The NAIOP conference data captured this too: labor supply was the second most-cited concern after material costs. For OM purposes, the fix is the same — get fresh contractor bids, not stale ones.
What to Actually Fix
If you're producing an offering memorandum this quarter with any CapEx component, here's the checklist:
1. Re-bid everything. Don't adjust 2024 or early 2025 contractor quotes by an inflation factor. Get new bids. The category-level differences (steel +23%, copper +15-20%, lumber flat-to-down) make blanket adjustments unreliable.
2. Show your work on timing. State the lead time assumptions. If your renovation timeline assumes 6-week steel delivery, say so — and note the current market reality. Buyers prefer transparency over optimism.
3. Separate material categories in your CapEx breakdown. A single "renovation budget" line item with no granularity invites buyers to apply worst-case assumptions across the board. Breaking out steel-intensive work from non-steel work lets buyers evaluate the exposure accurately.
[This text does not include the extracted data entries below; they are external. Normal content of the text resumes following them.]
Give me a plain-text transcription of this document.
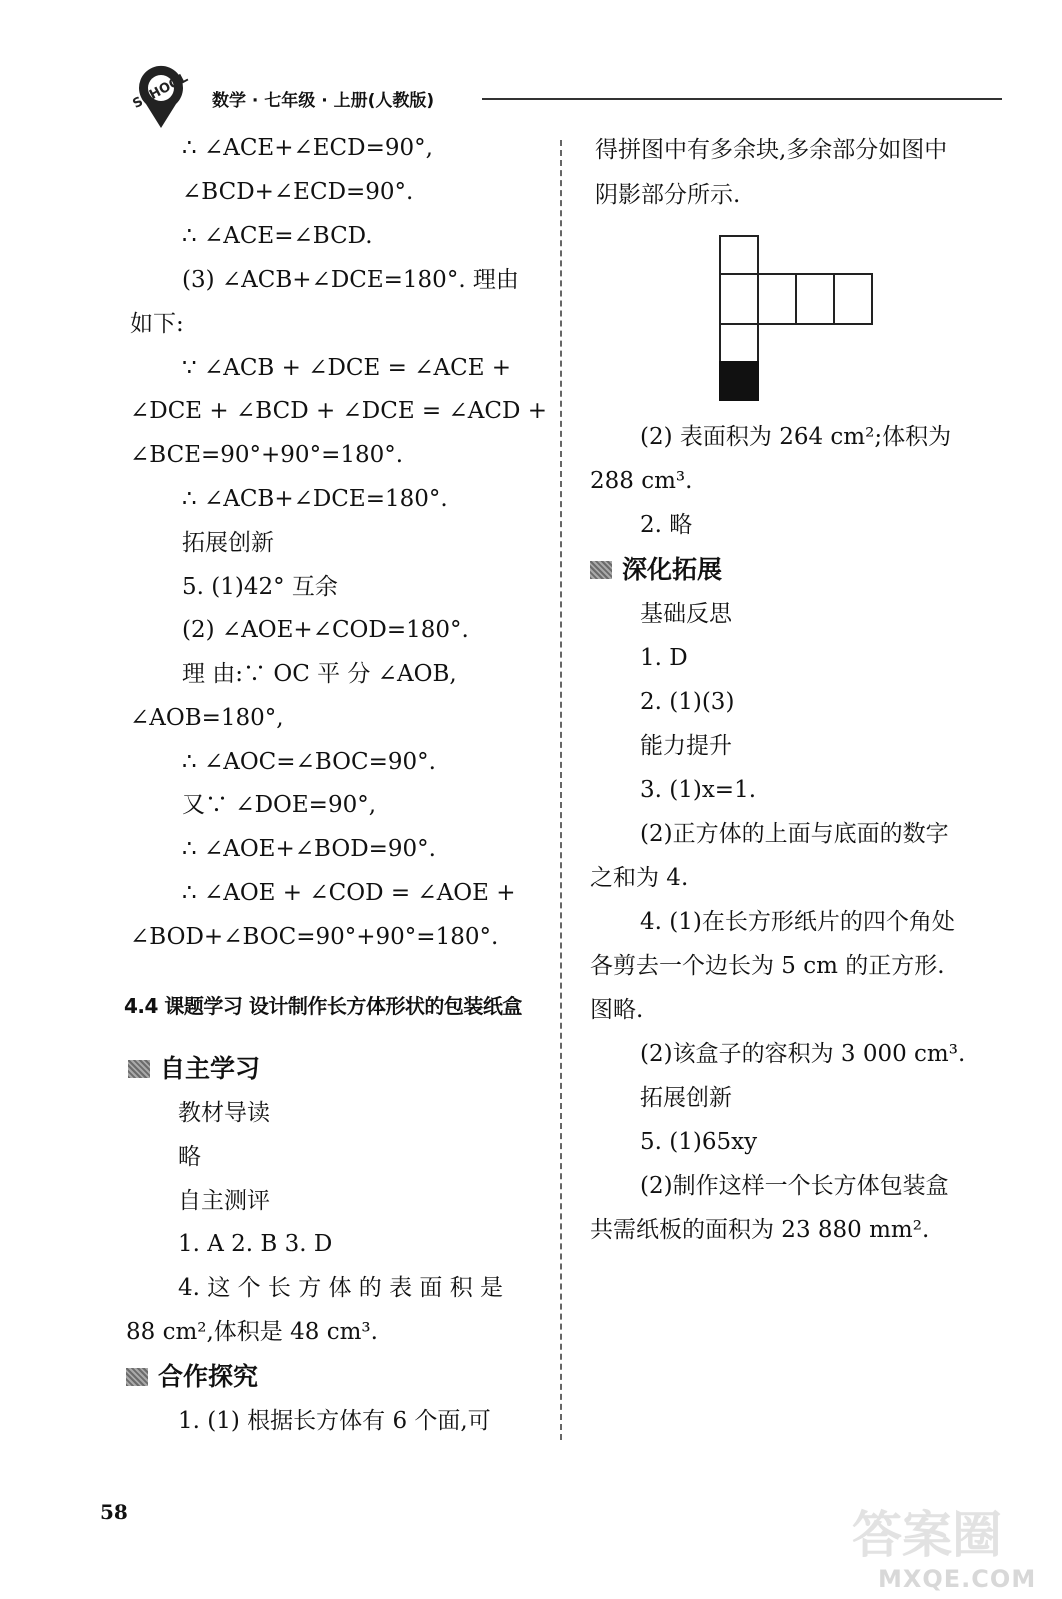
SCHOOL 数学 · 七年级 · 上册(人教版)
∴ ∠ACE+∠ECD=90°,
∠BCD+∠ECD=90°.
∴ ∠ACE=∠BCD.
(3) ∠ACB+∠DCE=180°. 理由
如下:
∵ ∠ACB + ∠DCE = ∠ACE +
∠DCE + ∠BCD + ∠DCE = ∠ACD +
∠BCE=90°+90°=180°.
∴ ∠ACB+∠DCE=180°.
拓展创新
5. (1)42° 互余
(2) ∠AOE+∠COD=180°.
理 由:∵ OC 平 分 ∠AOB,
∠AOB=180°,
∴ ∠AOC=∠BOC=90°.
又∵ ∠DOE=90°,
∴ ∠AOE+∠BOD=90°.
∴ ∠AOE + ∠COD = ∠AOE +
∠BOD+∠BOC=90°+90°=180°.
4.4 课题学习 设计制作长方体形状的包装纸盒
自主学习
教材导读
略
自主测评
1. A 2. B 3. D
4. 这 个 长 方 体 的 表 面 积 是
88 cm²,体积是 48 cm³.
合作探究
1. (1) 根据长方体有 6 个面,可
得拼图中有多余块,多余部分如图中
阴影部分所示.
(2) 表面积为 264 cm²;体积为
288 cm³.
2. 略
深化拓展
基础反思
1. D
2. (1)(3)
能力提升
3. (1)x=1.
(2)正方体的上面与底面的数字
之和为 4.
4. (1)在长方形纸片的四个角处
各剪去一个边长为 5 cm 的正方形.
图略.
(2)该盒子的容积为 3 000 cm³.
拓展创新
5. (1)65xy
(2)制作这样一个长方体包装盒
共需纸板的面积为 23 880 mm².
58	答案圈
MXQE.COM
4. Stress-test the pro forma with 14-week lead times. Run a scenario that adds 2-4 months to your renovation timeline. Show what it does to carrying costs, stabilization date, and returns. If the deal still works at the stressed timeline, that's a strong signal. If it doesn't, the buyer will figure that out anyway.
5. Update the market section. If your offering memorandum's market overview references construction costs, make sure the data is from Q1 2026, not mid-2025. Stale market data next to fresh CapEx numbers creates exactly the kind of internal inconsistency that AI-powered deal screening flags automatically.
The tariff environment isn't going away. The Supreme Court upheld Section 232 authority in February 2026. Steel at 50% is the baseline, not a temporary shock. OMs written as if current pricing is an anomaly are making a bet that buyers won't share.
Get the numbers right now. Buyers are going to check.